Spokespeople for Fannie Mae and Freddie Mac did not respond directly to detailed questions about the companies’ analyses of climate risks in their portfolios. The companies also missed the February 21 deadline to respond to the senators’ questions about their consideration of climate risks.
But housing and economics experts say Fannie and Freddie have been slow to address climate threats. Both companies assess risks posed by natural disasters as part of their analysis of the mortgage pools that they assemble, but it is unclear if they factor climate change into their pooling practices. The companies rely on outdated FEMA maps when determining whether flood insurance requirements have been met. These maps are based on historical flood data and have been widely criticized for failing to provide an accurate picture of future flood risks.

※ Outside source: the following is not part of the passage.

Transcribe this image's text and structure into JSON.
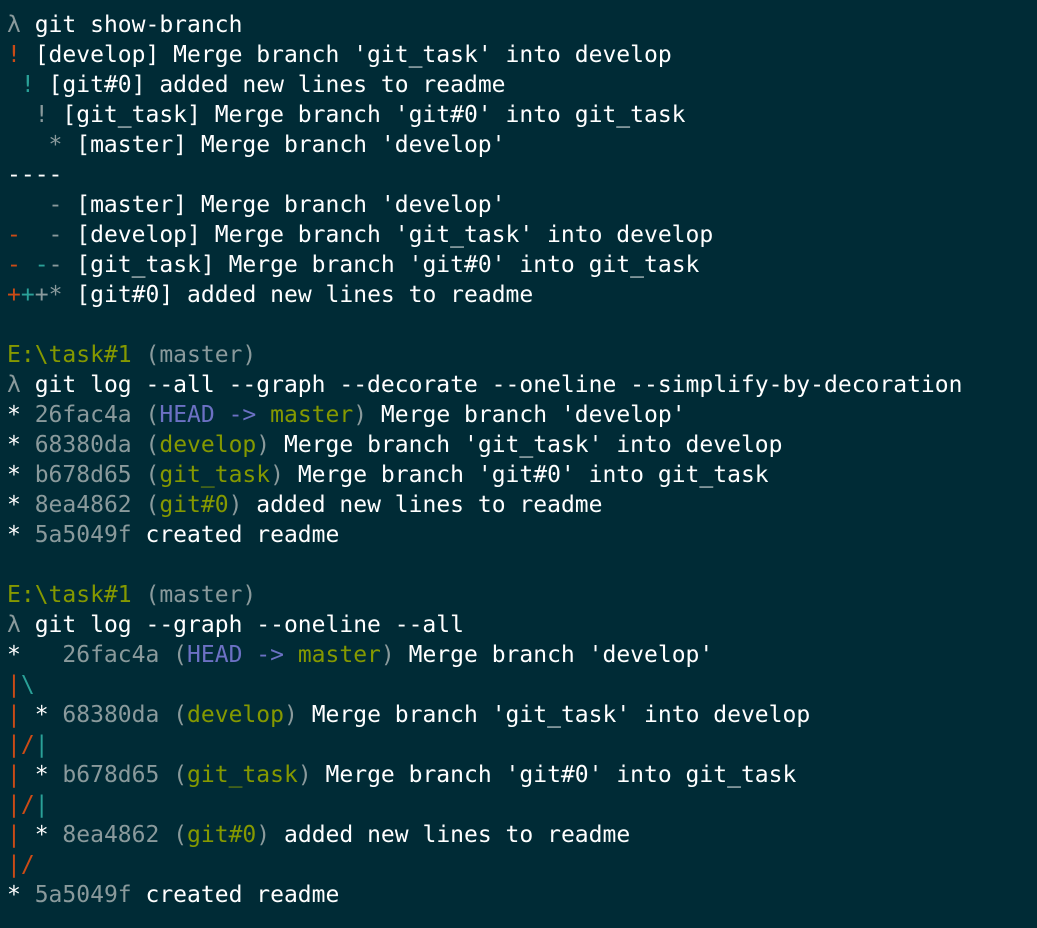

During a House Financial Services Committee hearing last year, Mark Calabria, head of the federal housing authority, called Ouazad and Kahn’s study on lenders passing on riskier loans in flood-prone areas to Fannie and Freddie “largely correct.” He laid the blame on the two companies, which he said were carrying more debt than financially sustainable, making them especially susceptible to financial shocks after natural disasters, and the National Flood Insurance Program, which provides subsidized flood insurance to homeowners. Critics say it incentivizes people to live in risky, flood-prone regions, and in 2018, Congress wrote off $16 billion of the program’s debt after it struggled to pay out claims from hurricanes Harvey, Irma, and Maria.
“I am concerned that if we don’t have a functioning, sustainable National Flood Insurance Program, much of that risk will get sent to Fannie and Freddie,” Calabria said. “This is something we’ve started to look at. We’re very concerned about the impact of natural disasters on Fannie and Freddie’s risk profile.”